The master of fine arts program in Colorado State University’s Department of Art and Art history has been ranked 32 slots higher than it was last year in U.S. News & World Report’s annual “Best Colleges” edition.
The MFA program jumped from 131st to 99th. The higher ranking comes on the heels of a host of other accomplishments in the department.
Associate Professor Del Harrow recently won a United States Artists Fellowship, and Associate Professor Dave Riep won the Exceptional Achievement in Instructional Innovation in Service Learning Award from The Institute for Learning and Teaching. Kathy Chynoweth, a member of the department’s support staff, won the 2019-20 College of Liberal Arts State Classified Award.
Painting graduate student Andrea Bagdon had an experimental video shown at the College Art Association Conference in February. Graphic design graduate student Sam Dong Saul won a Highest Achievement Graduate award from the College of Liberal Arts in the fall at the GradShow, and, in the same show, fibers graduate student Amy Young won an Undergraduate Choice Visual Arts Top Scholar award.
About the program
The department’s MFA program is the most comprehensive visual arts program in the Rocky Mountain West and one of the largest academic departments at CSU. Alumni exhibit their work nationally and internationally, and teach at schools, universities and workshop programs. CSU alumni jury and curate exhibitions, work as designers, contribute to conferences and arts publications, and work with arts organizations.
Graduate students develop an in-depth body of work within the following areas of specialization: drawing, fibers, graphic design, metalsmithing and jewelry, painting, printmaking and sculpture. Elective coursework promotes involvement with other media, expands creative strategies, and ensures interaction with faculty with expertise in a variety of disciplines. The MFA program leads to the completion and exhibition of a mature body of art. During this period of rigorous study, students maintain a high level of studio and scholarly activity.

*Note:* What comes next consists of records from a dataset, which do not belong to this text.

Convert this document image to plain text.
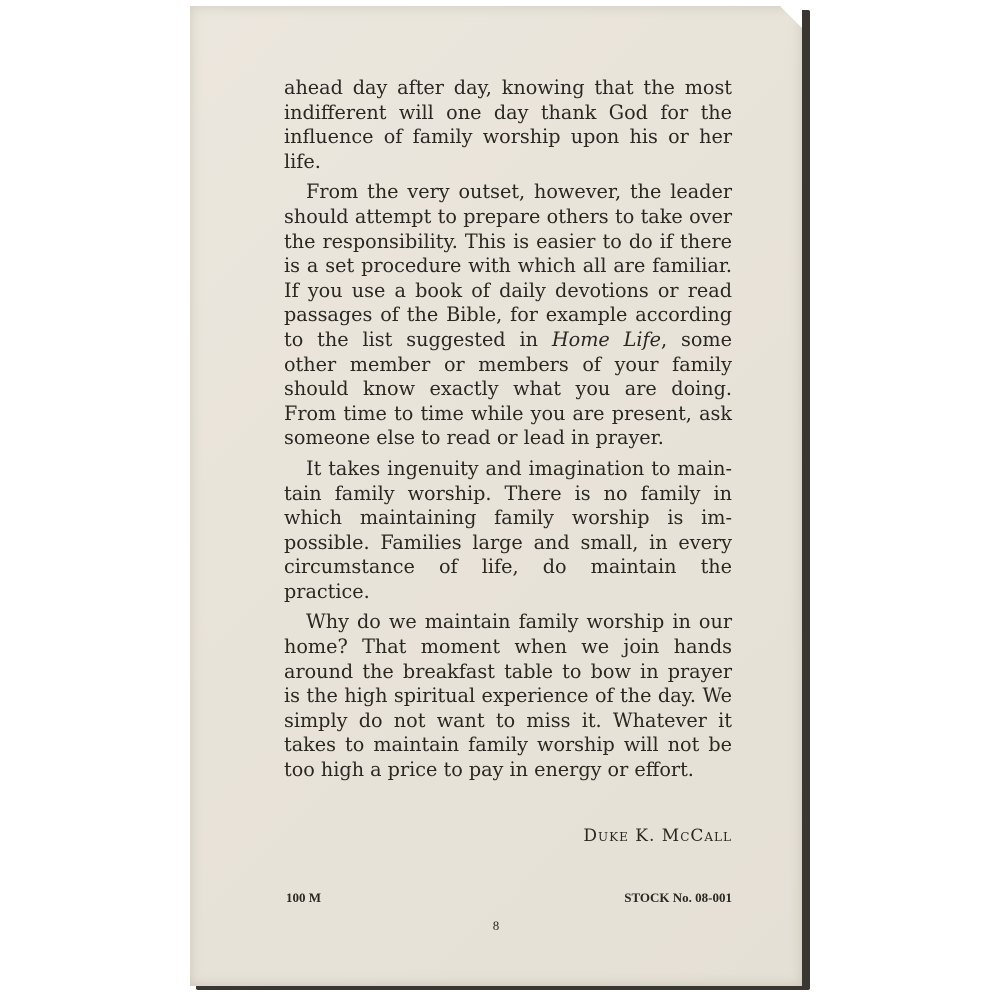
ahead day after day, knowing that the most indifferent will one day thank God for the influence of family worship upon his or her life.

From the very outset, however, the leader should attempt to prepare others to take over the responsibility. This is easier to do if there is a set procedure with which all are familiar. If you use a book of daily devotions or read passages of the Bible, for example according to the list suggested in Home Life, some other member or members of your family should know exactly what you are doing. From time to time while you are present, ask someone else to read or lead in prayer.

It takes ingenuity and imagination to maintain family worship. There is no family in which maintaining family worship is impossible. Families large and small, in every circumstance of life, do maintain the practice.

Why do we maintain family worship in our home? That moment when we join hands around the breakfast table to bow in prayer is the high spiritual experience of the day. We simply do not want to miss it. Whatever it takes to maintain family worship will not be too high a price to pay in energy or effort.

Duke K. McCall
100 M	STOCK No. 08-001
8
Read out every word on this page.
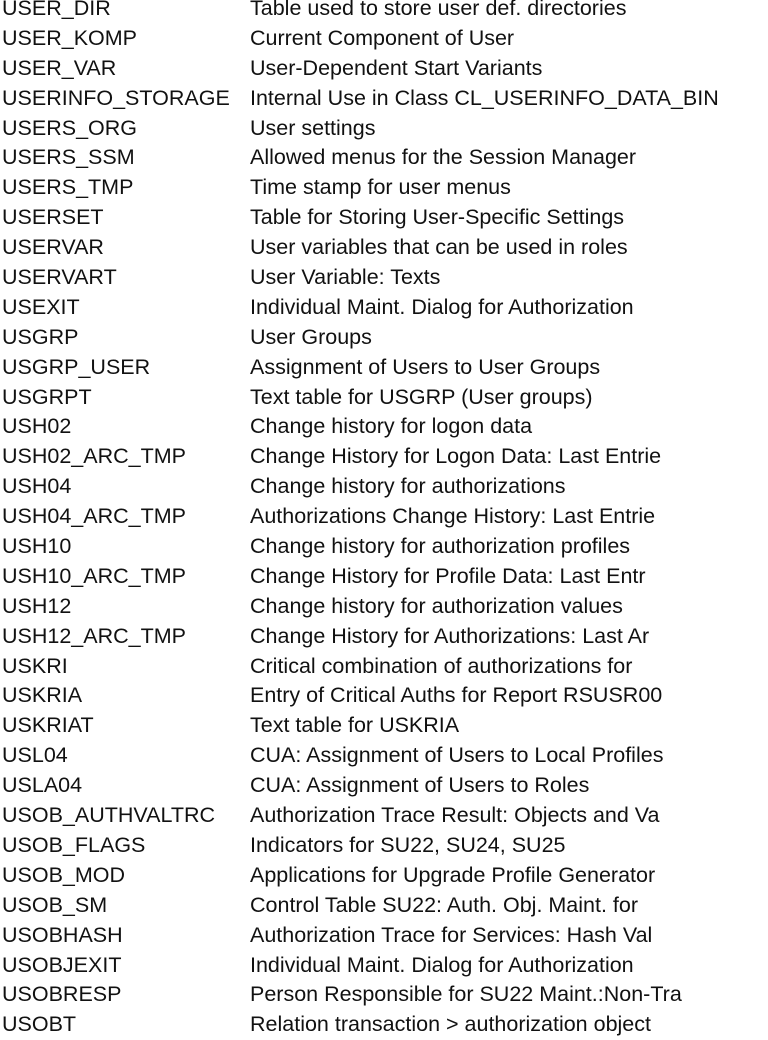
USER_DIR	Table used to store user def. directories
USER_KOMP	Current Component of User
USER_VAR	User-Dependent Start Variants
USERINFO_STORAGE Internal Use in Class CL_USERINFO_DATA_BIN
USERS_ORG	User settings
USERS_SSM	Allowed menus for the Session Manager
USERS_TMP	Time stamp for user menus
USERSET	Table for Storing User-Specific Settings
USERVAR	User variables that can be used in roles
USERVART	User Variable: Texts
USEXIT	Individual Maint. Dialog for Authorization
USGRP	User Groups
USGRP_USER	Assignment of Users to User Groups
USGRPT	Text table for USGRP (User groups)
USH02	Change history for logon data
USH02_ARC_TMP	Change History for Logon Data: Last Entrie
USH04	Change history for authorizations
USH04_ARC_TMP	Authorizations Change History: Last Entrie
USH10	Change history for authorization profiles
USH10_ARC_TMP	Change History for Profile Data: Last Entr
USH12	Change history for authorization values
USH12_ARC_TMP	Change History for Authorizations: Last Ar
USKRI	Critical combination of authorizations for
USKRIA	Entry of Critical Auths for Report RSUSR00
USKRIAT	Text table for USKRIA
USL04	CUA: Assignment of Users to Local Profiles
USLA04	CUA: Assignment of Users to Roles
USOB_AUTHVALTRC	Authorization Trace Result: Objects and Va
USOB_FLAGS	Indicators for SU22, SU24, SU25
USOB_MOD	Applications for Upgrade Profile Generator
USOB_SM	Control Table SU22: Auth. Obj. Maint. for
USOBHASH	Authorization Trace for Services: Hash Val
USOBJEXIT	Individual Maint. Dialog for Authorization
USOBRESP	Person Responsible for SU22 Maint.:Non-Tra
USOBT	Relation transaction > authorization object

The 60-credit MFA program emphasizes substantial work in an area of specialization. In these concentration areas, students typically enroll in a total of 30 credits that include studio courses, independent research and thesis work. Graduate students also enroll in approximately 30 additional credits: elective studio courses and art history, art-history and studio seminars and academic electives.
The first two years of the program are marked by technical and conceptual exploration, critical investigation, and research in art history. Students review work in individual and group critiques, participate in open-studio tours, and invite faculty from any field for studio visits and reviews.
The third year of the program is devoted to developing works of art for each student’s thesis. During this time, students write an abstract and formal paper to accompany their work, and prepare art for inclusion in the spring graduate exhibition at the University Art Museum.
Most graduate students share semi-private studios in the Visual Arts Building or the nearby Graduate House. Students have access to undergraduate studio facilities, the department computer lab and digital-fabrication lab. Skills training is available for work in the department woodshop. Students at all levels have opportunities to discuss their work with visiting artists and critics, and to research artworks in the collection of the CSU Art Museum.
The MFA program hosts between 18 and 25 students at a time, on average, which means graduate students get a lot of attention from their teachers. An MFA is a terminal degree in studio art and graduates are able to teach, while some go on to become studio artists. The second-year grad students just finished their qualifying reviews at the end of February and held a group show in the Directions Gallery.